Грубоватые эти шутки вмиг прекращались, если в палату входили доктор, сестра или санитарка. В особенности стеснялись Клаву: она была самой молодой среди персонала. Потому и с «утками» и «суднами», по возможности, раненые управлялись сами. Друг другу помогали. Был случай, когда начальник госпиталя встретил в коридоре кого-то из раненых с «уткой».
– Это еще что такое?! – закричал он на дежурную сестру. – У вас раненые бойцы по совместительству санитарками служат? Где санитарка? Почему не выполняет своих обязанностей?..
Сестра, естественно, растерялась. И тут на помощь ей из палаты на костылях выскочил Колесов.
– Товарищ подполковник, – отрапортовал он, вытягиваясь, сколько позволяли костыли, – это наша собственная инициатива!

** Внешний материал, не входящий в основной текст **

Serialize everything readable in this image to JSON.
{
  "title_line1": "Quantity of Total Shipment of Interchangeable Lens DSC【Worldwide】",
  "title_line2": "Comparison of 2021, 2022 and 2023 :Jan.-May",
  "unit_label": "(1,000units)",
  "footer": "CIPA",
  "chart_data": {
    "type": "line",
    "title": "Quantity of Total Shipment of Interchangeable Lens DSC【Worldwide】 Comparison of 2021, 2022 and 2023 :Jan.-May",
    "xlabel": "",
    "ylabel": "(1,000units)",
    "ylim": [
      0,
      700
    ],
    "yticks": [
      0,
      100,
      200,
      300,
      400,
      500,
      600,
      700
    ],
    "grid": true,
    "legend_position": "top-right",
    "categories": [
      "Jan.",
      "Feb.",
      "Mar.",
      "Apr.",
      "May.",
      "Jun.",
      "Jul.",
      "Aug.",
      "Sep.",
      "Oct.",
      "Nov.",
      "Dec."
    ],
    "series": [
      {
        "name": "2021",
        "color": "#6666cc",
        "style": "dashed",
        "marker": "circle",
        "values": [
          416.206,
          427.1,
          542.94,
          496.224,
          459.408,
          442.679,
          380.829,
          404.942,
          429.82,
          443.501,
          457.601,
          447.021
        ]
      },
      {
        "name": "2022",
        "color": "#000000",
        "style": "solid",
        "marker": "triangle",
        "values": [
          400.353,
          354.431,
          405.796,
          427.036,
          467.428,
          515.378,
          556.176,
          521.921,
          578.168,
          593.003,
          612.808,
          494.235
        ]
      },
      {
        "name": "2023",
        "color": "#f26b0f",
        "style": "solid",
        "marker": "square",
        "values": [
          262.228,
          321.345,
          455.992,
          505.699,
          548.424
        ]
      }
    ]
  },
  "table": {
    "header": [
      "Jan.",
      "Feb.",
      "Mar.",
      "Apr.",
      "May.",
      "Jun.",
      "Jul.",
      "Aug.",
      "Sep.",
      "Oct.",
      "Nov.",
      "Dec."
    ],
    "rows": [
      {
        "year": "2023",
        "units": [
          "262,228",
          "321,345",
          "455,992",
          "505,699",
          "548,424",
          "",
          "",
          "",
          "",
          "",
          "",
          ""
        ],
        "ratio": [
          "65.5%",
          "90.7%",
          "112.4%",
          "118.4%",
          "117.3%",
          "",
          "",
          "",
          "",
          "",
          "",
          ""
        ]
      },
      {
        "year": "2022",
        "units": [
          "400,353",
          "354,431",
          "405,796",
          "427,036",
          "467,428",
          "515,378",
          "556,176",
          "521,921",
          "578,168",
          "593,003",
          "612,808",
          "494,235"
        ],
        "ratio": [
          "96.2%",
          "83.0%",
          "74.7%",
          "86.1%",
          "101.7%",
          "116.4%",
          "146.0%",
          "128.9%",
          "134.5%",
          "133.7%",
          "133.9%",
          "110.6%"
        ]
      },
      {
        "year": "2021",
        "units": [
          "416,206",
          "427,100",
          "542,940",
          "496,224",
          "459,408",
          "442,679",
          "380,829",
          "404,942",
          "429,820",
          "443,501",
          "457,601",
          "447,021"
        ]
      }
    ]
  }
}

Трудовая профилактика, так сказать.
– Никаких инициатив! Здесь госпиталь, а не санаторий!
– Да мы себя уважать перестанем, товарищ подполковник, если девчонки наше, прошу прощения, дерьмо таскать будут, когда мы и сами в состоянии это сделать. Им и без этого достается.
– Всем достается, – строго, но уже помягче сказал начальник. – Тем не менее каждый обязан выполнять свои служебные обязанности. Госпиталь – воинское подразделение.
– Какие обязанности, товарищ подполковник, – не унимался Колесов. – Девчонкам на танцы бы бегать, в школе учиться, а они... Памятники им надо ставить, чтобы за сто верст видно было! Вы простите меня, только ведь врач сделал свое дело, и все. А кто нас выхаживает?.. Санитарки и сестры.
– Правильно!
– Мы сами за собой уберем! – поддержали Колесова другие раненые, вышедшие в коридор на шум.
Прибежала и Клава.
– Она вот зайдет в палату, – показывая на нее, говорил Колесов, – и точно солнышко ясное взошло. В глаза ей посмотришь – и всего себя, со всеми грехами и потрохами, насквозь видишь. Она как зеркало для нас, как свет в окне...
Начальник огляделся удивленно, пожал плечами и пошел прочь...
– Видите, что получилось, – укорила Клава Колесова. – Сколько я вас просила, чтобы не делали этого, а вы...
– Ты, сестренка, не волнуйся. В обиду тебя не дадим. А памятник обязательно поставим! У меня отец скульптор...
– Раньше вы говорили, что ваш отец музыкант, – улыбнулась она.
– Разве?.. – Он поскреб в затылке. – Но это, между прочим, все равно. У него куча знакомых скульпторов.
* * *
Разумеется, все замечали – такое не скроешь от глаз неравнодушных, заинтересованных, – что Клава и Анатолий нравятся друг другу. Завидовали ему по-хорошему, потому что многие раненые вздыхали, думая о Клаве. Оттого, может, и подтрунивали лишний раз над ним, но отношений их не касались – запретно это и не для зубоскальства. Да и любили Анатолия все. Он никому и никогда не отказал сочинить письмо девушке – у него это получалось красиво, как в романах, – зря не охал, не жаловался на судьбу, а еще умел душевно, тепло, с каким-то чувственным проникновением читать стихи, и знал их много.
А вечера от раннего ужина до отбоя, когда в палатах гасили большой свет, долгие, тоскливые, и все истории про себя, про товарищей – придуманные и непридуманные – давно были рассказаны. Даже Колесов истощился на выдумки и остроты.
Однажды и Клава нечаянно застала Анатолия за чтением стихов.
Она вошла в палату, и ее никто не заметил, так все внимательно и напряженно слушали. Она тихонько стала у двери...
Нога у Анатолия была в гипсе, и он читал лежа.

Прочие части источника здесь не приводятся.